BACKGROUND:Cadmium is the most prevalent form of heavy metal contaminant globally and its exposure rises serious health concern. Chronic exposure to cadmium causes immune disturbances. However, few studies have addressed how it affects circulating immune cells, one of the most essential elements for the host defense system, at both population and molecular level. Therefore, this is the first single-cell transcriptomic analysis of the response of the human circulating immune system to plasma cadmium level. METHODS: We conducted a cross-sectional study in Hunan province, which has the highest level of cadmium land contamination in China. A total of 3283 individuals were eligible for analyzing the association between plasma cadmium levels and the monocyte counts and its subgroups. Another 780 individuals were assigned for validation. Thirty propensity-matched individuals without chronic disease from the lowest- and highest-quartile groups according to serum cadmium levels were selected for single-cell RNA sequencing (scRNA-seq) and flow cytometry analyses.

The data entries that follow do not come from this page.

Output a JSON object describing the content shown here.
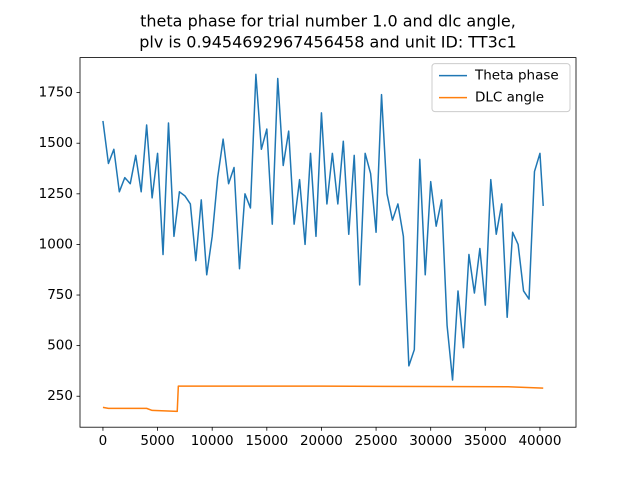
{
  "chart_data": {
    "type": "line",
    "title": [
      "theta phase for trial number 1.0 and dlc angle,",
      "plv is 0.9454692967456458 and unit ID: TT3c1"
    ],
    "xlim": [
      -2100,
      43300
    ],
    "ylim": [
      97,
      1923
    ],
    "xticks": [
      0,
      5000,
      10000,
      15000,
      20000,
      25000,
      30000,
      35000,
      40000
    ],
    "yticks": [
      250,
      500,
      750,
      1000,
      1250,
      1500,
      1750
    ],
    "legend": "upper right",
    "series": [
      {
        "name": "Theta phase",
        "color": "#1f77b4",
        "x": [
          0,
          500,
          1000,
          1500,
          2000,
          2500,
          3000,
          3500,
          4000,
          4500,
          5000,
          5500,
          6000,
          6500,
          7000,
          7500,
          8000,
          8500,
          9000,
          9500,
          10000,
          10500,
          11000,
          11500,
          12000,
          12500,
          13000,
          13500,
          14000,
          14500,
          15000,
          15500,
          16000,
          16500,
          17000,
          17500,
          18000,
          18500,
          19000,
          19500,
          20000,
          20500,
          21000,
          21500,
          22000,
          22500,
          23000,
          23500,
          24000,
          24500,
          25000,
          25500,
          26000,
          26500,
          27000,
          27500,
          28000,
          28500,
          29000,
          29500,
          30000,
          30500,
          31000,
          31500,
          32000,
          32500,
          33000,
          33500,
          34000,
          34500,
          35000,
          35500,
          36000,
          36500,
          37000,
          37500,
          38000,
          38500,
          39000,
          39500,
          40000,
          40300
        ],
        "values": [
          1610,
          1400,
          1470,
          1260,
          1330,
          1300,
          1440,
          1260,
          1590,
          1230,
          1450,
          950,
          1600,
          1040,
          1260,
          1240,
          1200,
          920,
          1220,
          850,
          1040,
          1330,
          1520,
          1300,
          1380,
          880,
          1250,
          1180,
          1840,
          1470,
          1570,
          1100,
          1820,
          1390,
          1560,
          1100,
          1320,
          1000,
          1450,
          1040,
          1650,
          1200,
          1450,
          1200,
          1510,
          1050,
          1440,
          800,
          1450,
          1350,
          1060,
          1740,
          1250,
          1120,
          1200,
          1040,
          400,
          480,
          1420,
          850,
          1310,
          1090,
          1220,
          600,
          330,
          770,
          490,
          950,
          760,
          980,
          700,
          1320,
          1050,
          1200,
          640,
          1060,
          1000,
          770,
          730,
          1360,
          1450,
          1190
        ]
      },
      {
        "name": "DLC angle",
        "color": "#ff7f0e",
        "x": [
          0,
          500,
          4000,
          4500,
          6800,
          6900,
          20000,
          30000,
          37000,
          40300
        ],
        "values": [
          195,
          190,
          190,
          180,
          175,
          300,
          300,
          298,
          297,
          290
        ]
      }
    ]
  }
}
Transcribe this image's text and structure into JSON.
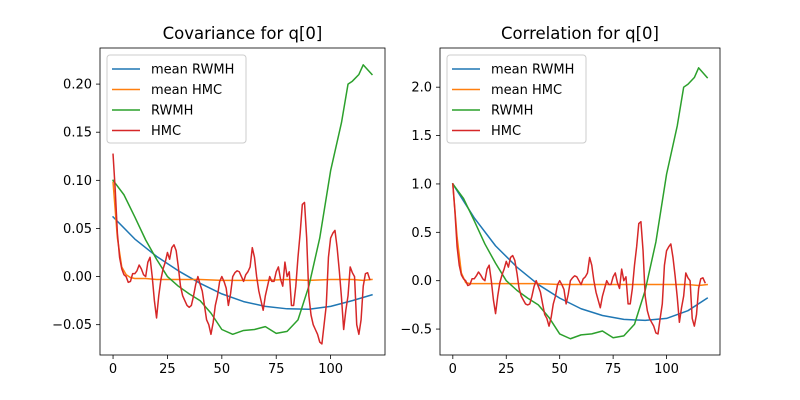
{
  "colors": {
    "mean_rwmh": "#1f77b4",
    "mean_hmc": "#ff7f0e",
    "rwmh": "#2ca02c",
    "hmc": "#d62728"
  },
  "chart_data": [
    {
      "type": "line",
      "title": "Covariance for q[0]",
      "xlabel": "",
      "ylabel": "",
      "xlim": [
        -6,
        125
      ],
      "ylim": [
        -0.0815,
        0.2375
      ],
      "xticks": [
        0,
        25,
        50,
        75,
        100
      ],
      "xtick_labels": [
        "0",
        "25",
        "50",
        "75",
        "100"
      ],
      "yticks": [
        -0.05,
        0.0,
        0.05,
        0.1,
        0.15,
        0.2
      ],
      "ytick_labels": [
        "−0.05",
        "0.00",
        "0.05",
        "0.10",
        "0.15",
        "0.20"
      ],
      "grid": false,
      "legend_position": "top-left",
      "series": [
        {
          "name": "mean RWMH",
          "x": [
            0,
            10,
            20,
            30,
            40,
            50,
            60,
            70,
            80,
            90,
            100,
            110,
            119
          ],
          "y": [
            0.062,
            0.039,
            0.021,
            0.006,
            -0.007,
            -0.018,
            -0.026,
            -0.031,
            -0.0335,
            -0.034,
            -0.031,
            -0.025,
            -0.019
          ]
        },
        {
          "name": "mean HMC",
          "x": [
            0,
            2,
            4,
            6,
            8,
            10,
            15,
            20,
            30,
            40,
            50,
            60,
            70,
            80,
            90,
            100,
            110,
            115,
            119
          ],
          "y": [
            0.098,
            0.04,
            0.01,
            0.002,
            -0.001,
            -0.002,
            -0.002,
            -0.003,
            -0.003,
            -0.003,
            -0.004,
            -0.004,
            -0.004,
            -0.003,
            -0.004,
            -0.003,
            -0.003,
            -0.004,
            -0.003
          ]
        },
        {
          "name": "RWMH",
          "x": [
            0,
            5,
            10,
            15,
            20,
            25,
            30,
            35,
            40,
            45,
            50,
            55,
            60,
            65,
            70,
            75,
            80,
            85,
            90,
            95,
            100,
            105,
            108,
            110,
            113,
            115,
            119
          ],
          "y": [
            0.1,
            0.085,
            0.062,
            0.038,
            0.018,
            0.0,
            -0.01,
            -0.018,
            -0.025,
            -0.038,
            -0.055,
            -0.06,
            -0.056,
            -0.055,
            -0.052,
            -0.059,
            -0.057,
            -0.045,
            -0.01,
            0.04,
            0.11,
            0.16,
            0.2,
            0.203,
            0.21,
            0.22,
            0.21
          ]
        },
        {
          "name": "HMC",
          "x": [
            0,
            1,
            2,
            3,
            4,
            5,
            6,
            7,
            8,
            9,
            10,
            11,
            12,
            13,
            14,
            15,
            16,
            17,
            18,
            19,
            20,
            21,
            22,
            23,
            24,
            25,
            26,
            27,
            28,
            29,
            30,
            31,
            32,
            33,
            34,
            35,
            36,
            37,
            38,
            39,
            40,
            41,
            42,
            43,
            44,
            45,
            46,
            47,
            48,
            49,
            50,
            51,
            52,
            53,
            54,
            55,
            56,
            57,
            58,
            59,
            60,
            61,
            62,
            63,
            64,
            65,
            66,
            67,
            68,
            69,
            70,
            71,
            72,
            73,
            74,
            75,
            76,
            77,
            78,
            79,
            80,
            81,
            82,
            83,
            84,
            85,
            86,
            87,
            88,
            89,
            90,
            91,
            92,
            93,
            94,
            95,
            96,
            97,
            98,
            99,
            100,
            101,
            102,
            103,
            104,
            105,
            106,
            107,
            108,
            109,
            110,
            111,
            112,
            113,
            114,
            115,
            116,
            117,
            118
          ],
          "y": [
            0.127,
            0.09,
            0.045,
            0.02,
            0.008,
            0.002,
            0.0,
            -0.006,
            -0.005,
            0.003,
            0.003,
            0.006,
            0.012,
            0.008,
            0.002,
            0.0,
            0.015,
            0.02,
            0.0,
            -0.025,
            -0.043,
            -0.02,
            -0.003,
            0.008,
            0.015,
            0.025,
            0.018,
            0.03,
            0.033,
            0.027,
            0.01,
            -0.01,
            -0.02,
            -0.025,
            -0.03,
            -0.032,
            -0.03,
            -0.02,
            -0.008,
            0.0,
            -0.008,
            -0.015,
            -0.03,
            -0.045,
            -0.05,
            -0.06,
            -0.048,
            -0.03,
            -0.02,
            -0.005,
            0.0,
            -0.005,
            -0.012,
            -0.03,
            -0.018,
            0.0,
            0.004,
            0.006,
            0.005,
            0.0,
            -0.005,
            0.002,
            0.005,
            0.01,
            0.03,
            0.02,
            0.0,
            -0.015,
            -0.025,
            -0.035,
            -0.02,
            -0.01,
            0.0,
            -0.005,
            -0.005,
            0.005,
            0.01,
            -0.003,
            -0.01,
            0.015,
            0.0,
            0.005,
            -0.03,
            -0.03,
            -0.01,
            0.02,
            0.045,
            0.075,
            0.077,
            0.04,
            -0.02,
            -0.04,
            -0.05,
            -0.055,
            -0.06,
            -0.068,
            -0.07,
            -0.05,
            -0.03,
            0.02,
            0.04,
            0.045,
            0.048,
            0.03,
            0.006,
            -0.022,
            -0.055,
            -0.035,
            -0.02,
            0.01,
            0.004,
            0.0,
            -0.05,
            -0.06,
            -0.045,
            -0.01,
            0.003,
            0.004,
            -0.003
          ]
        }
      ]
    },
    {
      "type": "line",
      "title": "Correlation for q[0]",
      "xlabel": "",
      "ylabel": "",
      "xlim": [
        -6,
        125
      ],
      "ylim": [
        -0.768,
        2.405
      ],
      "xticks": [
        0,
        25,
        50,
        75,
        100
      ],
      "xtick_labels": [
        "0",
        "25",
        "50",
        "75",
        "100"
      ],
      "yticks": [
        -0.5,
        0.0,
        0.5,
        1.0,
        1.5,
        2.0
      ],
      "ytick_labels": [
        "−0.5",
        "0.0",
        "0.5",
        "1.0",
        "1.5",
        "2.0"
      ],
      "grid": false,
      "legend_position": "top-left",
      "series": [
        {
          "name": "mean RWMH",
          "x": [
            0,
            10,
            20,
            30,
            40,
            50,
            60,
            70,
            80,
            90,
            100,
            110,
            119
          ],
          "y": [
            1.0,
            0.65,
            0.36,
            0.14,
            -0.04,
            -0.18,
            -0.29,
            -0.36,
            -0.4,
            -0.41,
            -0.39,
            -0.31,
            -0.18
          ]
        },
        {
          "name": "mean HMC",
          "x": [
            0,
            2,
            4,
            6,
            8,
            10,
            15,
            20,
            30,
            40,
            50,
            60,
            70,
            80,
            90,
            100,
            110,
            115,
            119
          ],
          "y": [
            1.0,
            0.45,
            0.08,
            -0.02,
            -0.03,
            -0.03,
            -0.03,
            -0.03,
            -0.03,
            -0.03,
            -0.04,
            -0.04,
            -0.04,
            -0.04,
            -0.04,
            -0.04,
            -0.04,
            -0.05,
            -0.04
          ]
        },
        {
          "name": "RWMH",
          "x": [
            0,
            5,
            10,
            15,
            20,
            25,
            30,
            35,
            40,
            45,
            50,
            55,
            60,
            65,
            70,
            75,
            80,
            85,
            90,
            95,
            100,
            105,
            108,
            110,
            113,
            115,
            119
          ],
          "y": [
            1.0,
            0.85,
            0.62,
            0.38,
            0.18,
            0.0,
            -0.1,
            -0.18,
            -0.25,
            -0.38,
            -0.55,
            -0.6,
            -0.56,
            -0.55,
            -0.52,
            -0.59,
            -0.57,
            -0.45,
            -0.1,
            0.4,
            1.1,
            1.6,
            2.0,
            2.03,
            2.1,
            2.2,
            2.1
          ]
        },
        {
          "name": "HMC",
          "x": [
            0,
            1,
            2,
            3,
            4,
            5,
            6,
            7,
            8,
            9,
            10,
            11,
            12,
            13,
            14,
            15,
            16,
            17,
            18,
            19,
            20,
            21,
            22,
            23,
            24,
            25,
            26,
            27,
            28,
            29,
            30,
            31,
            32,
            33,
            34,
            35,
            36,
            37,
            38,
            39,
            40,
            41,
            42,
            43,
            44,
            45,
            46,
            47,
            48,
            49,
            50,
            51,
            52,
            53,
            54,
            55,
            56,
            57,
            58,
            59,
            60,
            61,
            62,
            63,
            64,
            65,
            66,
            67,
            68,
            69,
            70,
            71,
            72,
            73,
            74,
            75,
            76,
            77,
            78,
            79,
            80,
            81,
            82,
            83,
            84,
            85,
            86,
            87,
            88,
            89,
            90,
            91,
            92,
            93,
            94,
            95,
            96,
            97,
            98,
            99,
            100,
            101,
            102,
            103,
            104,
            105,
            106,
            107,
            108,
            109,
            110,
            111,
            112,
            113,
            114,
            115,
            116,
            117,
            118
          ],
          "y": [
            1.0,
            0.71,
            0.35,
            0.16,
            0.06,
            0.02,
            0.0,
            -0.05,
            -0.04,
            0.02,
            0.02,
            0.05,
            0.09,
            0.06,
            0.02,
            0.0,
            0.12,
            0.16,
            0.0,
            -0.2,
            -0.34,
            -0.16,
            -0.02,
            0.06,
            0.12,
            0.2,
            0.14,
            0.24,
            0.26,
            0.21,
            0.08,
            -0.08,
            -0.16,
            -0.2,
            -0.24,
            -0.25,
            -0.24,
            -0.16,
            -0.06,
            0.0,
            -0.06,
            -0.12,
            -0.24,
            -0.35,
            -0.39,
            -0.47,
            -0.38,
            -0.24,
            -0.16,
            -0.04,
            0.0,
            -0.04,
            -0.09,
            -0.24,
            -0.14,
            0.0,
            0.03,
            0.05,
            0.04,
            0.0,
            -0.04,
            0.02,
            0.04,
            0.08,
            0.24,
            0.16,
            0.0,
            -0.12,
            -0.2,
            -0.28,
            -0.16,
            -0.08,
            0.0,
            -0.04,
            -0.04,
            0.04,
            0.08,
            -0.02,
            -0.08,
            0.12,
            0.0,
            0.04,
            -0.24,
            -0.24,
            -0.08,
            0.16,
            0.35,
            0.59,
            0.61,
            0.31,
            -0.16,
            -0.31,
            -0.39,
            -0.43,
            -0.47,
            -0.54,
            -0.55,
            -0.39,
            -0.24,
            0.16,
            0.31,
            0.35,
            0.38,
            0.24,
            0.05,
            -0.17,
            -0.43,
            -0.28,
            -0.16,
            0.08,
            0.03,
            0.0,
            -0.39,
            -0.47,
            -0.35,
            -0.08,
            0.02,
            0.03,
            -0.02
          ]
        }
      ]
    }
  ]
}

Moreover, the monocyte phenotypic alterations in the heavy metal-exposed population were validated with a cecal ligation and puncture sepsismouse model. RESULTS: From August 2016 to July 2017, we conducted a cross-sectional study to identify phenotypic alterations in peripheral immune cells in cadmium polluted areas in China. Monocyte percentages were negatively associated with plasma cadmium levels in multivariable linear regression analysis. Peripheral blood mononuclear cell scRNA-seq revealed that the CD14+ monocyte subset was dramatically reduced in the highest-quartile cadmium-exposed group. Moreover, we assessed different hallmarks of immune cell dysfunction-such as host defense capability, apoptotic signaling, cellular diversity and malignant gene expression in monocytes. Importantly, cadmium induced phenotypic alterations in the immune system were validated in the cecal ligation and puncture sepsismouse model, in which chronic exposure to cadmium not only increased the death rate but also decreased monocyte numbers and the ability to clear bacterial infections. CONCLUSION: This transcriptomic analysis provides molecular information about how the most important hallmarks of immune cell dysfunction are affected by plasma cadmium level. The significant phenotypic alterations in monocytes serving as early indicators of increased susceptibility to infectious and malignant diseases.